A Powerhouse Pianist Lives Up to Billing
Present Music’s new series launched with Phillip Bush performing Ives. It was memorable.
This past Saturday marked the first concert in a new Present Music sub-series called “Powerhouse Pianists,” with the first event held at Hulbert Piano in Brookfield. It’s a smart idea, and the inaugural concert was a treat: a program centered around Charles Ives’ “Concord Sonata,” often called the greatest piece of American music ever composed. I came to this concert as someone who has performed the piece, aware of its significant difficulties, its programmatic context that necessitates some explanation, and of the fact that no two performances are ever really the same.
Phillip Bush, a contemporary music specialist, has a history with Present Music, having played with the group from 1995-2010. He has also spent more than 15 years playing the Ives sonata specifically. To place the “Concord” in the context of its time of composition, the “nineteen-teens,” Bush offered some fascinating repertoire that charted a trajectory of increasing experimentalism, starting with two charming salon pieces from Arthur Foote: “Dusk” and “Flying Cloud.” He created a nicely sustained mood in Charles Griffes’ “The White Peacock” and a storm of sound in Leo Ornstein’s “Suicide in an Airplane.” Through the increasing volume, the Mason & Hamlin piano still maintained a fairly mellow tone suitable for the intimate room.
The trail of musical breadcrumbs continued with two appealing preludes by the little-known Marian Bauer and one of Henry Cowell’s “Three Irish Legends,” which employed left-arm clusters throughout. Then it was time for Ives. Bush took about ten minutes to walk the audience through the piece, which at surface level is a series of musical portraits of the ideas of Emerson, Hawthorne, the Alcotts (namely Bronson and Louisa May), and Thoreau. He hit many important points: the constant presence of the motto from Beethoven’s Fifth Symphony, hymn tunes and other vernacular musical elements, and the musical narrative of the elusive Thoreau movement. Through this talk and his remarks on the other pieces on the program, Bush was warm and well-spoken. In the intimate space, it felt as though we were guests at an extra special house concert.

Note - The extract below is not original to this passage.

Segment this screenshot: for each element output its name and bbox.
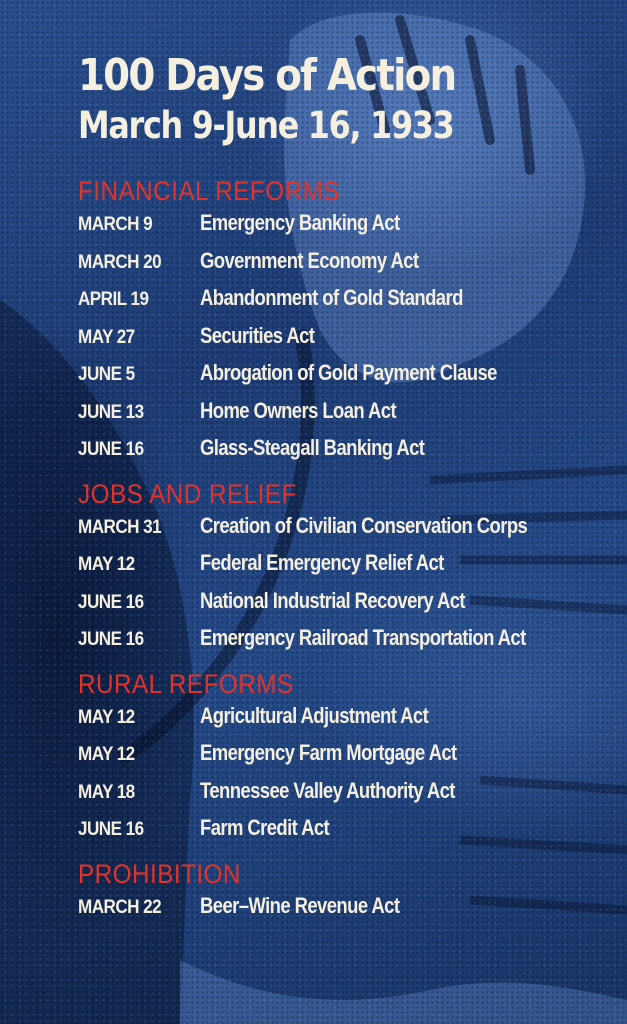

Bush gave a fast-paced reading of the “Emerson” movement that emphasized melody and continuity of line. I would have liked a little more abandon in some of Ives’s wilder writing, and maybe more cataclysmic climaxes. But Bush definitely made a case for the music, showing the musical logic connecting each section. The build to the final climax was terrific, with many details audible in the thick texture, and he really let loose on the final chordal statements of the Beethoven theme.
In the short, tonal “The Alcotts,” Bush offered beautiful tone color and the right balance of sentiment and mysticism, and a well-paced path to the big moment of arrival at the end. During “Thoreau,” I sensed some restlessness in the audience, but that was to be expected. It’s slow, quiet, dissonant music. There’s a “walking theme” that occurs several times in this movement, and Bush voiced these chords nicely with the top notes ringing out. During a sort of development section, more sensitive voicing brought out melodic motives in the musical thickets that I had never considered before.
The key word in this performance was control. I’d argue that a little more roughness and vagueness in some spots can better reflect the underpinning ideas, but Bush’s consistent clarity and coaxing out of details really shone a light on the music for the audience. During the following Q&A session, there was real enthusiasm in the room, with guests asking about other Ives works to check out and posing questions that allowed Bush to show more of his passion and understanding of the music. You couldn’t ask for a better way to celebrate Ives’ birthday weekend than with a recital that got people excited about this great composer and his masterpiece.